Voice and Staff Separation in Symbolic Piano Music with GNNs

The massive query is how can we make automatic transcription models higher.

To develop a simpler system for separating musical notes into voices and staves, particularly for complex piano music, we’d like to rethink the issue from a unique perspective. We aim to enhance the readability of transcribed music ranging from a quantized MIDI, which is significant for creating good rating engravings and higher performance by musicians.

For good rating readability, two elements are probably an important:

the separation of staves, which organizes the notes between the highest and bottom staff;
and the separation of voices, highlighted on this picture with lines of various colours.

In piano scores, as said before, voices should not strictly monophonic but homophonic, which suggests a single voice can contain one or multiple notes playing at the identical time. Any further, we call these chords. You’ll be able to see some examples of chord highlighted in purple in the underside staff of the image above.

From a machine-learning perspective, we’ve got two tasks to resolve:

The primary is staff separation, which is simple, we just must predict for every note a binary label, for top or bottom staff specifically for piano scores.
The voice separation task could seem similar, in spite of everything, if we are able to predict the voice number for every voice, with a multiclass classifier, and the issue could be solved!

Nonetheless, directly predicting voice labels is problematic. We would wish to repair the utmost variety of voices the system can accept, but this creates a trade-off between our system flexibility and the category imbalance inside the data.

For instance, if we set the utmost variety of voices to eight, to account for 4 in each staff because it is often done in music notation software, we are able to expect to have only a few occurrences of labels 8 and 4 in our dataset.

Looking specifically on the rating excerpt here, voices 3,4, and eight are completely missing.
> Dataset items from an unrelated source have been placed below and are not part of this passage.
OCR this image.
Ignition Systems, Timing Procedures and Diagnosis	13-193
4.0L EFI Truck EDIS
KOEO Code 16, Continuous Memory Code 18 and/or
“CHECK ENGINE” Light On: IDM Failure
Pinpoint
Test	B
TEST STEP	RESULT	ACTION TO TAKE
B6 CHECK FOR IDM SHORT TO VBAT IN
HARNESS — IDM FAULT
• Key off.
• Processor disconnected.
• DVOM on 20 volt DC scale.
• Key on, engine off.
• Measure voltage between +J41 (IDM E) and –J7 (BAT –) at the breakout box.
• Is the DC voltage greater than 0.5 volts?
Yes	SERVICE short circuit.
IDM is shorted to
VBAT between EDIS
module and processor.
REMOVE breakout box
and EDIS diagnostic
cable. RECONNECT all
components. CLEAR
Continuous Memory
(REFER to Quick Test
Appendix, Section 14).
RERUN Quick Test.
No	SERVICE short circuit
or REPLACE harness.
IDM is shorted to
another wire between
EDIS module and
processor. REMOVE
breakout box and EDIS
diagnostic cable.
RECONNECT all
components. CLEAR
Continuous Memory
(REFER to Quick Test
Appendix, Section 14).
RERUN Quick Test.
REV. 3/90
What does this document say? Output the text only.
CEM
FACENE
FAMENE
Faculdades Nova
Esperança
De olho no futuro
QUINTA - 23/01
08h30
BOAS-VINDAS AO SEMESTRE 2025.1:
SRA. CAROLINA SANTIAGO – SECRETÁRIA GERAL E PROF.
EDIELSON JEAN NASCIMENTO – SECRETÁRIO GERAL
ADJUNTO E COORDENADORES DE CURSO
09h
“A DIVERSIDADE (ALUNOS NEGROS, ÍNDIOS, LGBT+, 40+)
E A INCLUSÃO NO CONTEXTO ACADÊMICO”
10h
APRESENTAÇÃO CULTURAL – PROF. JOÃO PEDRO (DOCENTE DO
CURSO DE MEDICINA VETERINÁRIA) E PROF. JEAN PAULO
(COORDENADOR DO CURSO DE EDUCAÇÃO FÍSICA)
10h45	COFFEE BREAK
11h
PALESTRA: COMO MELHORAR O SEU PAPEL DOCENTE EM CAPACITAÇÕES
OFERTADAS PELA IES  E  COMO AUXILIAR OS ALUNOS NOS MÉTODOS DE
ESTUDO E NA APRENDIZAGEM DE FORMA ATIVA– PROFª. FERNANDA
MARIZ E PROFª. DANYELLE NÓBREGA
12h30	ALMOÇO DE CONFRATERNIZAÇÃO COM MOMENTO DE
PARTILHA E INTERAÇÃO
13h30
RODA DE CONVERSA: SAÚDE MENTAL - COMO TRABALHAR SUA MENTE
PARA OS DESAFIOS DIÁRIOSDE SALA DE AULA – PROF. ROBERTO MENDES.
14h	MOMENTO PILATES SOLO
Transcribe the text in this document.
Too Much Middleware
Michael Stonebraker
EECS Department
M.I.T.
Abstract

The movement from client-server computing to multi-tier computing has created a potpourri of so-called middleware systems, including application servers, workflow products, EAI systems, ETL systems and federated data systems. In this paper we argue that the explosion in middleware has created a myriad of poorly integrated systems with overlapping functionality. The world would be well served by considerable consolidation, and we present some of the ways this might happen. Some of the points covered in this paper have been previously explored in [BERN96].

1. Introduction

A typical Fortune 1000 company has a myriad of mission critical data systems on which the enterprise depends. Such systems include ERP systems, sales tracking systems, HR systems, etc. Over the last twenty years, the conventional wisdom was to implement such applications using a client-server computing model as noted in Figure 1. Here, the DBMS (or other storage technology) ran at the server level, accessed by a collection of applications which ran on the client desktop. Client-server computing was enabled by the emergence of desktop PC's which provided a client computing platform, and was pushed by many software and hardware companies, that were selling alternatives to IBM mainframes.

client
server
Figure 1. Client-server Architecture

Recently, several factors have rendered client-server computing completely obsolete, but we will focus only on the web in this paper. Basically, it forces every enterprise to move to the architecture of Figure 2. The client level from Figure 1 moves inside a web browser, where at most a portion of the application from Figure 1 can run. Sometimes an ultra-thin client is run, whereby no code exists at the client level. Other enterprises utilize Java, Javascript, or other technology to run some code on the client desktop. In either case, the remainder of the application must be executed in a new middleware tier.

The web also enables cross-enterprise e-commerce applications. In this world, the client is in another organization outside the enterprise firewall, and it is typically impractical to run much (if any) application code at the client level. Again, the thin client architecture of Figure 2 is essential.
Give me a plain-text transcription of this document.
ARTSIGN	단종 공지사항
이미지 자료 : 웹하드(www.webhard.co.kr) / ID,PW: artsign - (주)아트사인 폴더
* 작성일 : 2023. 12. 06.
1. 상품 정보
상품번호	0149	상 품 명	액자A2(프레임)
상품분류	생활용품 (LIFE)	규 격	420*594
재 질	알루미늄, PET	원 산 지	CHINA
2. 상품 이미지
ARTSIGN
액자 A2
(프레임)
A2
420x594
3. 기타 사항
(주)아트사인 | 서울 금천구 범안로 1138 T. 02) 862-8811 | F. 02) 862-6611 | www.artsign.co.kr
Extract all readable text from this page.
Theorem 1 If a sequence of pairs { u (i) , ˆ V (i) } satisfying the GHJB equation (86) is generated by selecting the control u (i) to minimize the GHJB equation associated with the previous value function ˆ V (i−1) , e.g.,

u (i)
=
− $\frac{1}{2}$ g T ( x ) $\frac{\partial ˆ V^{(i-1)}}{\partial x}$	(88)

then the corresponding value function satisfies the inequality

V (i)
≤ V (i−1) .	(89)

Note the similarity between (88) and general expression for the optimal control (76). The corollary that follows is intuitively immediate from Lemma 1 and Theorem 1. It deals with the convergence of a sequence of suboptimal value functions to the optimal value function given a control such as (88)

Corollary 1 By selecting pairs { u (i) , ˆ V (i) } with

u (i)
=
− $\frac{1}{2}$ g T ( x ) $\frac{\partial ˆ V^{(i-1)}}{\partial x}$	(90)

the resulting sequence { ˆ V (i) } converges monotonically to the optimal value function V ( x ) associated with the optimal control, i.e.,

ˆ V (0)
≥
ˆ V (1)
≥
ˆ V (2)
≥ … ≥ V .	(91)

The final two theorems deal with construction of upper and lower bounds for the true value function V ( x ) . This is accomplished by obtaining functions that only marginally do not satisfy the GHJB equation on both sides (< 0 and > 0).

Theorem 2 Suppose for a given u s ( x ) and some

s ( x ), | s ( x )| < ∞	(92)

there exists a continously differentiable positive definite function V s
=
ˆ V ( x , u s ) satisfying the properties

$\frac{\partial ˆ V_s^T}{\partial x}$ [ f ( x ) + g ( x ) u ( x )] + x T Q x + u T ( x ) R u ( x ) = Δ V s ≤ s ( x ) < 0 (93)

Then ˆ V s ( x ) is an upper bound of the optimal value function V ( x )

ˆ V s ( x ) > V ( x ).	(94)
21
Highly imbalanced data will degrade the performance of a multilabel classifier and if we set a lower variety of voices, we might lose system flexibility.

The answer to those problems is to have the ability to translate the knowledge the system learned on some voices, to other voices. For this, we abandon the thought of the multiclass classifier, and frame the voice prediction as a link prediction problem. We would like to link two notes in the event that they are consecutive in the identical voice. This has the advantage of breaking a posh problem right into a set of quite simple problems where for every pair of notes we predict again a binary label telling whether the 2 notes are linked or not. This approach can be valid for chords, as you see within the low voice of this picture.

This process will create a graph which we call an output graph. To search out the voices we are able to simply compute the connected components of the output graph!

To re-iterate, we formulate the issue of voice and staff separation as two binary prediction tasks.

For staff separation, we predict the staff number for every note,
and to separate voices we predict links between each pair of notes.

While not strictly obligatory, we found it useful for the performance of our system so as to add an additional task:

Chord prediction, where just like voice, we link each pair of notes in the event that they belong to the identical chord.

Let’s recap what our system looks like until now, we’ve got three binary classifiers, one which inputs single notes, and two that input pairs of notes. What we’d like now are good input features, so our classifiers can use contextual information of their prediction. Using deep learning vocabulary, we’d like an excellent note encoder!

We elect to make use of a Graph Neural Network (GNN) as a note encoder because it often excels in symbolic music processing. Subsequently we’d like to create a graph from the musical input.

For this, we deterministically construct a brand new graph from the Quantized midi, which we call input graph.